Soane bought No 13 Lincoln Inn Fields in 1806, and later also bought No 14, and sold Pitzhanger in 1810, after which it passed through several owners until it was bought by Ealing District Council in 1900 for use as a public library. Various additions and alterations were made and the building remained in use as a library until 1984. Following restoration, it became the Borough’s main museum and then, in 1996, started to host contemporary art exhibitions.
Pitzhanger Manor has just reopened after a £12 million restoration project designed by Jestico and Whiles with heritage advice from John Harrap Architects as it enters the next stage of its life. The original interiors have been meticulously restored, based on records, drawings and scraps of paper still on the walls and now appear as they were in Soane’s day. Several later additions have been demolished apart from the1930′s library wing built over the old kitchen which is now the entrance, visitor facilities and a contemporary art gallery, while a new cafe has been discretely tucked away at the side in the adjacent Walpole Park, with also an entrance from the street.
It is a strange house in some ways, having the two distinct periods of architecture – the rather plain brick architecture of the 18th century house sitting at the side of Soane’s triumphal new facade and the 18th century neoclassical interiors contrasting with Soane’s own work, but in part that is what makes the house fascinating, particularly where the two meet around the central staircase.
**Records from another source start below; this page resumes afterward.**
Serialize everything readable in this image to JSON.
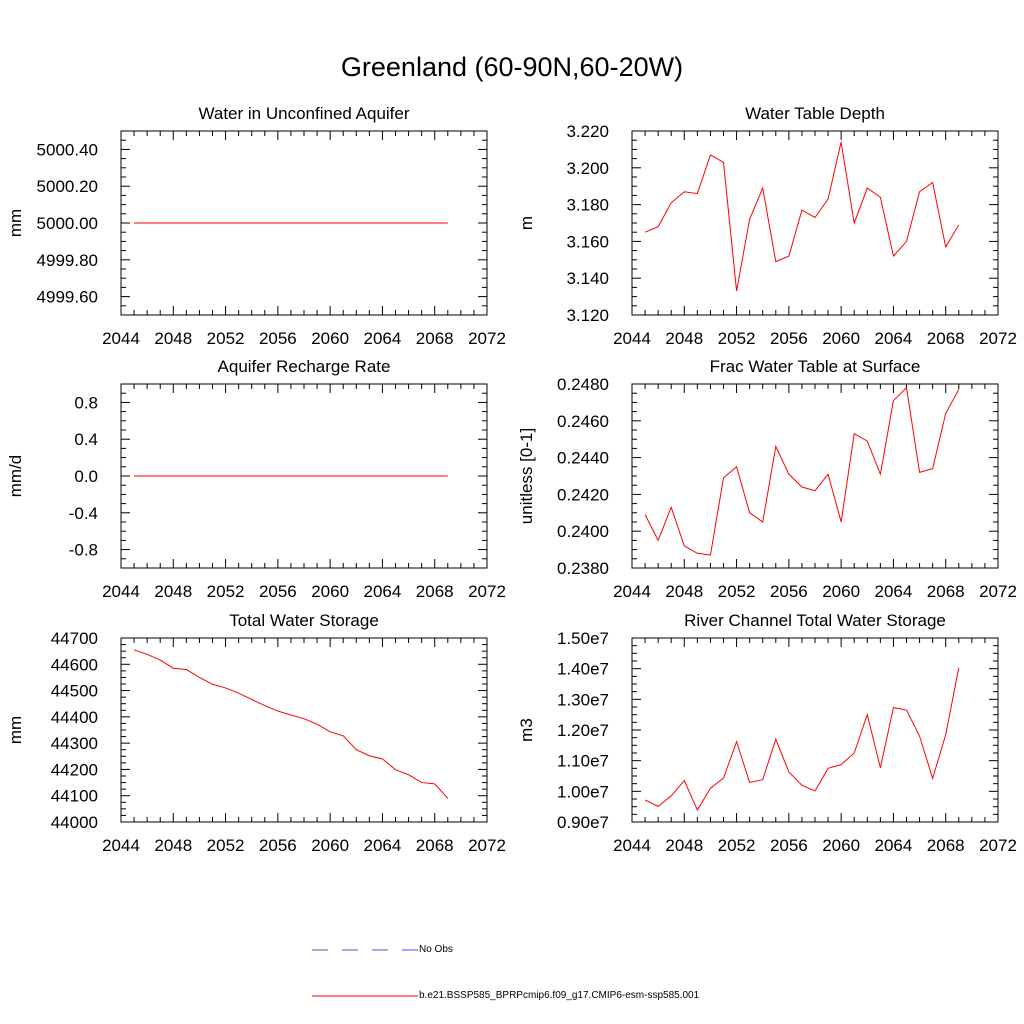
{
  "title": "Greenland (60-90N,60-20W)",
  "line_color": "#ff0000",
  "obs_color": "#5555cc",
  "legend": [
    {
      "label": "No Obs",
      "style": "dashed"
    },
    {
      "label": "b.e21.BSSP585_BPRPcmip6.f09_g17.CMIP6-esm-ssp585.001",
      "style": "solid"
    }
  ],
  "chart_data": [
    {
      "type": "line",
      "title": "Water in Unconfined Aquifer",
      "ylabel": "mm",
      "xlim": [
        2044,
        2072
      ],
      "ylim": [
        4999.5,
        5000.5
      ],
      "xticks": [
        2044,
        2048,
        2052,
        2056,
        2060,
        2064,
        2068,
        2072
      ],
      "yticks": [
        4999.6,
        4999.8,
        5000.0,
        5000.2,
        5000.4
      ],
      "ytick_labels": [
        "4999.60",
        "4999.80",
        "5000.00",
        "5000.20",
        "5000.40"
      ],
      "x": [
        2045,
        2046,
        2047,
        2048,
        2049,
        2050,
        2051,
        2052,
        2053,
        2054,
        2055,
        2056,
        2057,
        2058,
        2059,
        2060,
        2061,
        2062,
        2063,
        2064,
        2065,
        2066,
        2067,
        2068,
        2069
      ],
      "values": [
        5000,
        5000,
        5000,
        5000,
        5000,
        5000,
        5000,
        5000,
        5000,
        5000,
        5000,
        5000,
        5000,
        5000,
        5000,
        5000,
        5000,
        5000,
        5000,
        5000,
        5000,
        5000,
        5000,
        5000,
        5000
      ]
    },
    {
      "type": "line",
      "title": "Water Table Depth",
      "ylabel": "m",
      "xlim": [
        2044,
        2072
      ],
      "ylim": [
        3.12,
        3.22
      ],
      "xticks": [
        2044,
        2048,
        2052,
        2056,
        2060,
        2064,
        2068,
        2072
      ],
      "yticks": [
        3.12,
        3.14,
        3.16,
        3.18,
        3.2,
        3.22
      ],
      "ytick_labels": [
        "3.120",
        "3.140",
        "3.160",
        "3.180",
        "3.200",
        "3.220"
      ],
      "x": [
        2045,
        2046,
        2047,
        2048,
        2049,
        2050,
        2051,
        2052,
        2053,
        2054,
        2055,
        2056,
        2057,
        2058,
        2059,
        2060,
        2061,
        2062,
        2063,
        2064,
        2065,
        2066,
        2067,
        2068,
        2069
      ],
      "values": [
        3.165,
        3.168,
        3.181,
        3.187,
        3.186,
        3.207,
        3.203,
        3.133,
        3.172,
        3.189,
        3.149,
        3.152,
        3.177,
        3.173,
        3.183,
        3.214,
        3.17,
        3.189,
        3.184,
        3.152,
        3.16,
        3.187,
        3.192,
        3.157,
        3.169
      ]
    },
    {
      "type": "line",
      "title": "Aquifer Recharge Rate",
      "ylabel": "mm/d",
      "xlim": [
        2044,
        2072
      ],
      "ylim": [
        -1.0,
        1.0
      ],
      "xticks": [
        2044,
        2048,
        2052,
        2056,
        2060,
        2064,
        2068,
        2072
      ],
      "yticks": [
        -0.8,
        -0.4,
        0.0,
        0.4,
        0.8
      ],
      "ytick_labels": [
        "-0.8",
        "-0.4",
        "0.0",
        "0.4",
        "0.8"
      ],
      "x": [
        2045,
        2046,
        2047,
        2048,
        2049,
        2050,
        2051,
        2052,
        2053,
        2054,
        2055,
        2056,
        2057,
        2058,
        2059,
        2060,
        2061,
        2062,
        2063,
        2064,
        2065,
        2066,
        2067,
        2068,
        2069
      ],
      "values": [
        0,
        0,
        0,
        0,
        0,
        0,
        0,
        0,
        0,
        0,
        0,
        0,
        0,
        0,
        0,
        0,
        0,
        0,
        0,
        0,
        0,
        0,
        0,
        0,
        0
      ]
    },
    {
      "type": "line",
      "title": "Frac Water Table at Surface",
      "ylabel": "unitless [0-1]",
      "xlim": [
        2044,
        2072
      ],
      "ylim": [
        0.238,
        0.248
      ],
      "xticks": [
        2044,
        2048,
        2052,
        2056,
        2060,
        2064,
        2068,
        2072
      ],
      "yticks": [
        0.238,
        0.24,
        0.242,
        0.244,
        0.246,
        0.248
      ],
      "ytick_labels": [
        "0.2380",
        "0.2400",
        "0.2420",
        "0.2440",
        "0.2460",
        "0.2480"
      ],
      "x": [
        2045,
        2046,
        2047,
        2048,
        2049,
        2050,
        2051,
        2052,
        2053,
        2054,
        2055,
        2056,
        2057,
        2058,
        2059,
        2060,
        2061,
        2062,
        2063,
        2064,
        2065,
        2066,
        2067,
        2068,
        2069
      ],
      "values": [
        0.2409,
        0.2395,
        0.2413,
        0.2392,
        0.2388,
        0.2387,
        0.2429,
        0.2435,
        0.241,
        0.2405,
        0.2446,
        0.2431,
        0.2424,
        0.2422,
        0.2431,
        0.2405,
        0.2453,
        0.2449,
        0.2431,
        0.2471,
        0.2478,
        0.2432,
        0.2434,
        0.2464,
        0.2477
      ]
    },
    {
      "type": "line",
      "title": "Total Water Storage",
      "ylabel": "mm",
      "xlim": [
        2044,
        2072
      ],
      "ylim": [
        44000,
        44700
      ],
      "xticks": [
        2044,
        2048,
        2052,
        2056,
        2060,
        2064,
        2068,
        2072
      ],
      "yticks": [
        44000,
        44100,
        44200,
        44300,
        44400,
        44500,
        44600,
        44700
      ],
      "ytick_labels": [
        "44000",
        "44100",
        "44200",
        "44300",
        "44400",
        "44500",
        "44600",
        "44700"
      ],
      "x": [
        2045,
        2046,
        2047,
        2048,
        2049,
        2050,
        2051,
        2052,
        2053,
        2054,
        2055,
        2056,
        2057,
        2058,
        2059,
        2060,
        2061,
        2062,
        2063,
        2064,
        2065,
        2066,
        2067,
        2068,
        2069
      ],
      "values": [
        44655,
        44638,
        44616,
        44585,
        44580,
        44550,
        44524,
        44510,
        44490,
        44466,
        44443,
        44422,
        44407,
        44393,
        44372,
        44343,
        44328,
        44275,
        44252,
        44240,
        44199,
        44180,
        44150,
        44145,
        44090
      ]
    },
    {
      "type": "line",
      "title": "River Channel Total Water Storage",
      "ylabel": "m3",
      "xlim": [
        2044,
        2072
      ],
      "ylim": [
        9000000,
        15000000
      ],
      "xticks": [
        2044,
        2048,
        2052,
        2056,
        2060,
        2064,
        2068,
        2072
      ],
      "yticks": [
        9000000,
        10000000,
        11000000,
        12000000,
        13000000,
        14000000,
        15000000
      ],
      "ytick_labels": [
        "0.90e7",
        "1.00e7",
        "1.10e7",
        "1.20e7",
        "1.30e7",
        "1.40e7",
        "1.50e7"
      ],
      "x": [
        2045,
        2046,
        2047,
        2048,
        2049,
        2050,
        2051,
        2052,
        2053,
        2054,
        2055,
        2056,
        2057,
        2058,
        2059,
        2060,
        2061,
        2062,
        2063,
        2064,
        2065,
        2066,
        2067,
        2068,
        2069
      ],
      "values": [
        9720000,
        9510000,
        9850000,
        10350000,
        9390000,
        10100000,
        10430000,
        11620000,
        10290000,
        10380000,
        11700000,
        10630000,
        10200000,
        10010000,
        10750000,
        10870000,
        11250000,
        12500000,
        10770000,
        12730000,
        12650000,
        11800000,
        10420000,
        11850000,
        14030000
      ]
    }
  ]
}
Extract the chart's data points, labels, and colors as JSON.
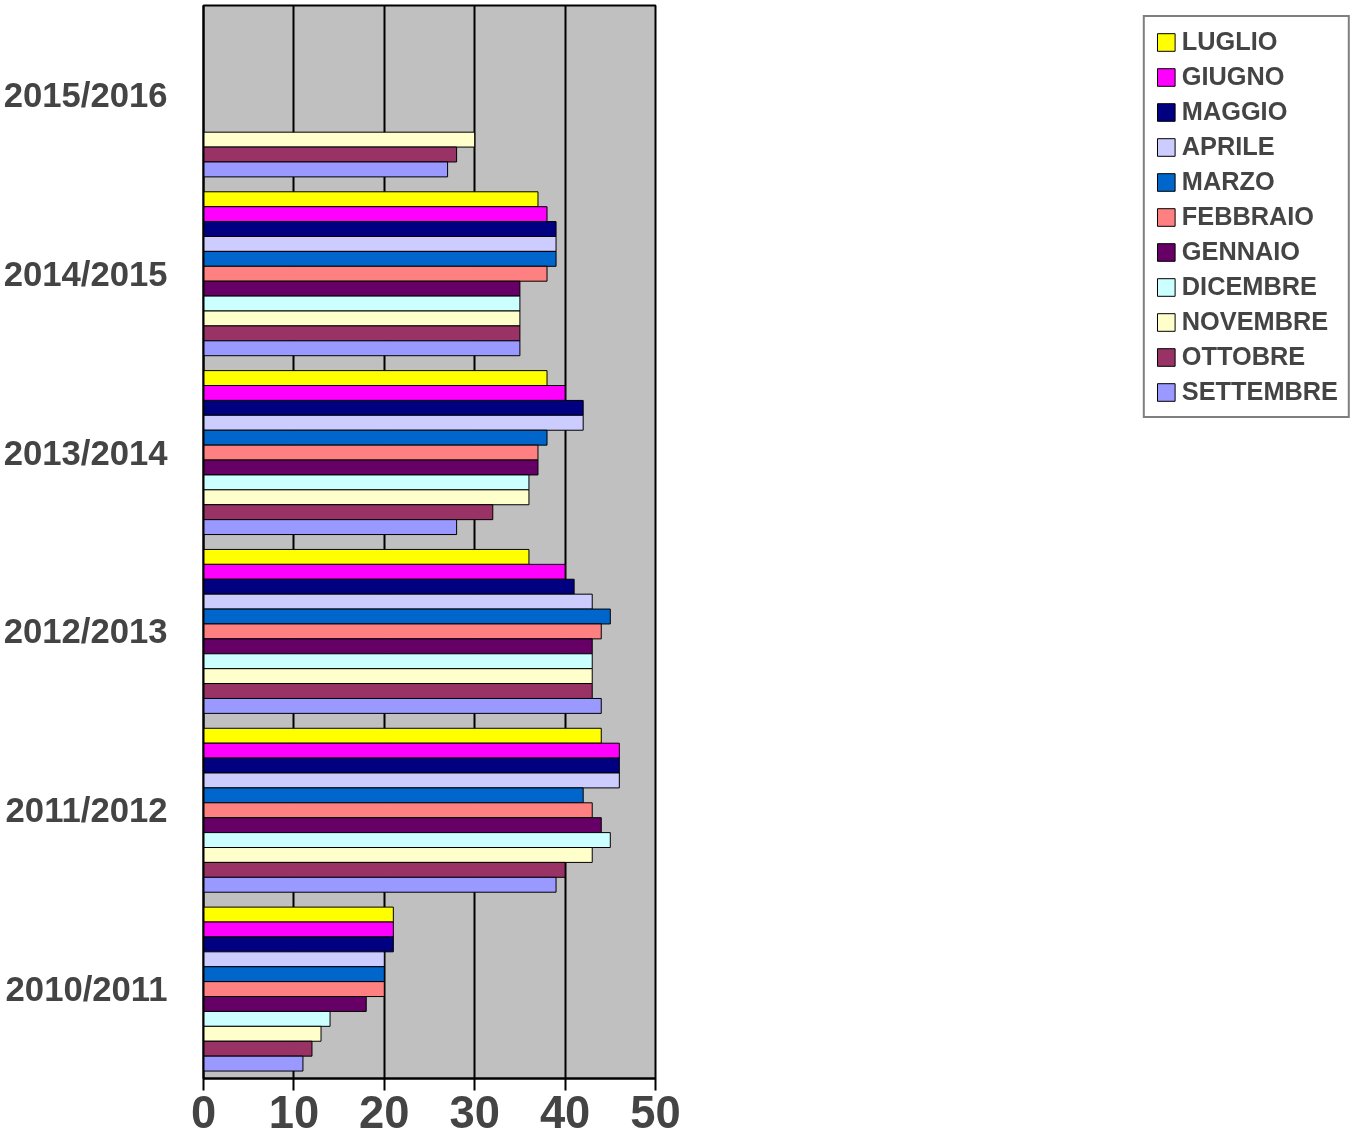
{
  "chart_data": {
    "type": "bar",
    "orientation": "horizontal",
    "categories": [
      "2015/2016",
      "2014/2015",
      "2013/2014",
      "2012/2013",
      "2011/2012",
      "2010/2011"
    ],
    "xlim": [
      0,
      50
    ],
    "xticks": [
      0,
      10,
      20,
      30,
      40,
      50
    ],
    "grid": "x",
    "legend": "right",
    "series": [
      {
        "name": "LUGLIO",
        "color": "#ffff00",
        "values": [
          null,
          37,
          38,
          36,
          44,
          21
        ]
      },
      {
        "name": "GIUGNO",
        "color": "#ff00ff",
        "values": [
          null,
          38,
          40,
          40,
          46,
          21
        ]
      },
      {
        "name": "MAGGIO",
        "color": "#000080",
        "values": [
          null,
          39,
          42,
          41,
          46,
          21
        ]
      },
      {
        "name": "APRILE",
        "color": "#ccccff",
        "values": [
          null,
          39,
          42,
          43,
          46,
          20
        ]
      },
      {
        "name": "MARZO",
        "color": "#0066cc",
        "values": [
          null,
          39,
          38,
          45,
          42,
          20
        ]
      },
      {
        "name": "FEBBRAIO",
        "color": "#ff8080",
        "values": [
          null,
          38,
          37,
          44,
          43,
          20
        ]
      },
      {
        "name": "GENNAIO",
        "color": "#660066",
        "values": [
          null,
          35,
          37,
          43,
          44,
          18
        ]
      },
      {
        "name": "DICEMBRE",
        "color": "#ccffff",
        "values": [
          null,
          35,
          36,
          43,
          45,
          14
        ]
      },
      {
        "name": "NOVEMBRE",
        "color": "#ffffcc",
        "values": [
          30,
          35,
          36,
          43,
          43,
          13
        ]
      },
      {
        "name": "OTTOBRE",
        "color": "#993366",
        "values": [
          28,
          35,
          32,
          43,
          40,
          12
        ]
      },
      {
        "name": "SETTEMBRE",
        "color": "#9999ff",
        "values": [
          27,
          35,
          28,
          44,
          39,
          11
        ]
      }
    ]
  }
}
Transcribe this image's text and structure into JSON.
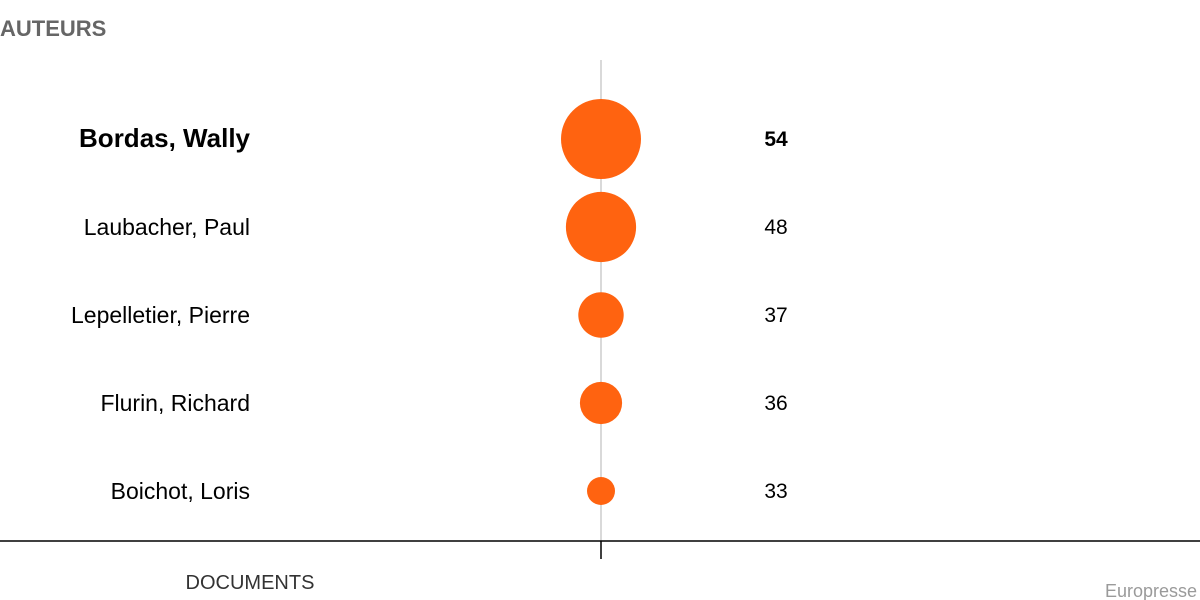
{
  "title": "AUTEURS",
  "source": "Europresse",
  "colors": {
    "bubble": "#ff6310",
    "center_line": "#d9d9d9",
    "axis": "#000000"
  },
  "chart_data": {
    "type": "scatter",
    "title": "AUTEURS",
    "xlabel": "DOCUMENTS",
    "categories": [
      "Bordas, Wally",
      "Laubacher, Paul",
      "Lepelletier, Pierre",
      "Flurin, Richard",
      "Boichot, Loris"
    ],
    "values": [
      54,
      48,
      37,
      36,
      33
    ],
    "highlight_index": 0,
    "encoding": "bubble size",
    "grid": false
  }
}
Three key elements of Soane’s design which had been lost, and which Jestico and Whiles have reinstated are the long thin conservatory overlooking Walpole Park, the magnificent roof light which makes such a difference to the centre of the building and the Doric colonnade that linked the main house with the former kitchen block and now to the the visitor facilities and new gallery space.
The rooms have been renamed as they were in Soane’s day and there are links back to the family, for example in the dining room seating plan, and to the collections in various places including the Monk’s Dining Room.
Ealing Studios is nearby, so keep an eye out for the interiors in future 18th century costume dramas.